Opens up the inside world of teenage girls with the delicacy and unflinching precision of a forensic anthropologist

 

Lucy Lam, Vietnamese boat refugee, has the advantage of several years at a local Western suburbs high school where she is well-liked and confident. Then she wins a scholarship as Laurinda’s inaugural Equal Access student, beginning in Year 10. Her story is told through letters to her buddy, Linh, the soul-mate she has left behind and is growing ever more distant from, as the weeks and months pass by. At Laurinda, she discovers “mistakes mean annihilation” and she has “to think very, very carefully every time (she considers) opening her mouth.”

Laurinda’s girls and teachers, it seems, are unofficially governed and disciplined by a trio of girls dubbed ‘the Cabinet’. These include Chelsea who was “prone to say snide things every seven minutes or so, as if she had bitch Tourette’s”, Brodie with her eyes that “seemed to absorb rather than reflect your image”, and Amber Leslie with her “mesmerising” beauty. Amber’s mother, Mrs Leslie, who is also Lucy’s remedial English teacher, takes Lucy under her wing and encourages the Cabinet to do the same. Somewhat reluctantly and with self-conscious virtue and condescension, they do this, giving Lucy a rare opportunity to see into and behind the sometimes-sinister power machinations of this terrible (but pathetic) trio.

‘Laurinda’ did not grab me straight away, and there were many points through the story where I felt the voice of the narrator was too sophisticated, mature and insightful for the main protagonist, Lucy. I also had difficulty suspending belief at the blatant lies and bullying the Cabinet were allowed to get away with by head staff at the school. However, my doubts were allayed as the story progressed and the motivations of the central characters grew clearer.

Alice Pung does a superb job of building suspense and intrigue throughout this novel, including one masterful twist late in the story, which will have you reassessing everything you’ve read so far. Her writing is original, sharp and insightful, her metaphors are striking and apt.

Pung opens up the inside world of teenage girls with the delicacy and unflinching precision of a forensic anthropologist, revealing the horror and the beauty, the cowardice and the courage, the insecurities and the dreams that clamour all together in the making of a woman.

‘Laurinda’ is a stunning portrayal of the complex and many-layered life of young Vietnamese girl, struggling to come to terms with a culture that is often cruel and trivial, with hidden prejudices couched as righteousness, and with the tug-of-war between conformity and pretence versus authenticity and integrity. Her home-life, the simplicity and hard-working ethic of her parents and her loving care for her baby brother makes a stark contrast to the web of spiders she has landed in for her schooling and ‘betterment’. Will Lucy be trapped and muted in the silken-silver webs being woven around her, or will she fly free to find her own voice and her own pattern of being?
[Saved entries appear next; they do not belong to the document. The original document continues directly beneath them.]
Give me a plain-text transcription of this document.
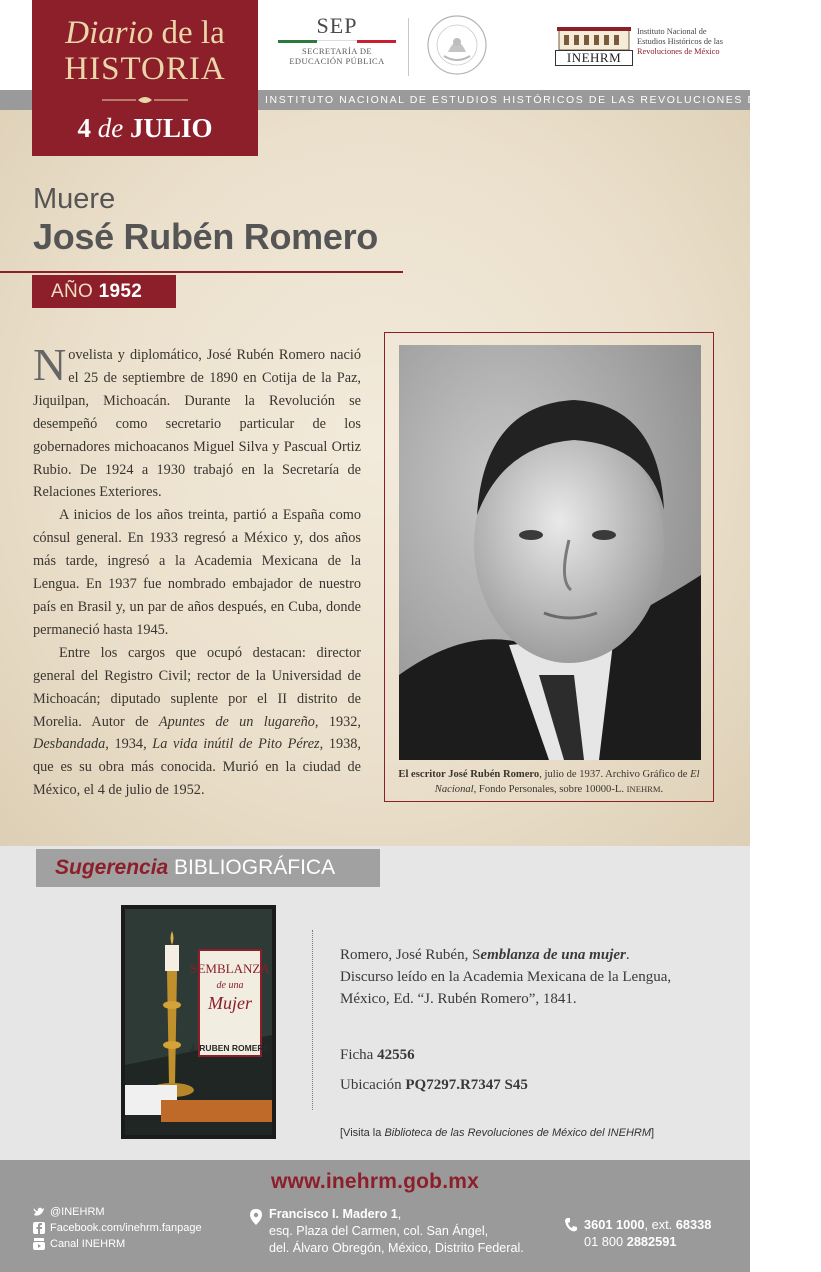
INSTITUTO NACIONAL DE ESTUDIOS HISTÓRICOS DE LAS REVOLUCIONES DE MÉXICO
Diario de la
HISTORIA
4 de JULIO
SEP
SECRETARÍA DE
EDUCACIÓN PÚBLICA	INEHRM
Instituto Nacional de
Estudios Históricos de las
Revoluciones de México
Muere
José Rubén Romero
AÑO 1952

Novelista y diplomático, José Rubén Romero nació el 25 de septiembre de 1890 en Cotija de la Paz, Jiquilpan, Michoacán. Durante la Revolución se desempeñó como secretario particular de los gobernadores michoacanos Miguel Silva y Pascual Ortiz Rubio. De 1924 a 1930 trabajó en la Secretaría de Relaciones Exteriores.

A inicios de los años treinta, partió a España como cónsul general. En 1933 regresó a México y, dos años más tarde, ingresó a la Academia Mexicana de la Lengua. En 1937 fue nombrado embajador de nuestro país en Brasil y, un par de años después, en Cuba, donde permaneció hasta 1945.

Entre los cargos que ocupó destacan: director general del Registro Civil; rector de la Universidad de Michoacán; diputado suplente por el II distrito de Morelia. Autor de Apuntes de un lugareño, 1932, Desbandada, 1934, La vida inútil de Pito Pérez, 1938, que es su obra más conocida. Murió en la ciudad de México, el 4 de julio de 1952.

El escritor José Rubén Romero, julio de 1937. Archivo Gráfico de El Nacional, Fondo Personales, sobre 10000-L. INEHRM.
Sugerencia BIBLIOGRÁFICA
SEMBLANZA
de una
Mujer
J. RUBEN ROMERO
Romero, José Rubén, Semblanza de una mujer. Discurso leído en la Academia Mexicana de la Lengua, México, Ed. “J. Rubén Romero”, 1841.
Ficha 42556
Ubicación PQ7297.R7347 S45
[Visita la Biblioteca de las Revoluciones de México del INEHRM]
www.inehrm.gob.mx
@INEHRM
Facebook.com/inehrm.fanpage
Canal INEHRM
Francisco I. Madero 1,
esq. Plaza del Carmen, col. San Ángel,
del. Álvaro Obregón, México, Distrito Federal.
3601 1000, ext. 68338
01 800 2882591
My heart lurched and soared with Lucy’s and I ached for her battle against the subtle forces of destruction and conformity that I recognised only too well: “It was like being bitten by a spider…with venom you couldn’t squeeze out because you couldn’t locate a raised red welt. No one would believe it if you told them, because the spider had left no evidence…That was how it was at Laurinda with the Cabinet running the show.”

All in all, a gripping read which gave me new insights and some confirmation in recognising the suffering of those girls who never quite ‘measured up’ at Laurinda. With the benefit of hindsight, I believe this is an achievement, not a failure: to resist emulsification by the masses. As Lucy says, “…I knew now that success had to mean something to me, not only to those around me.”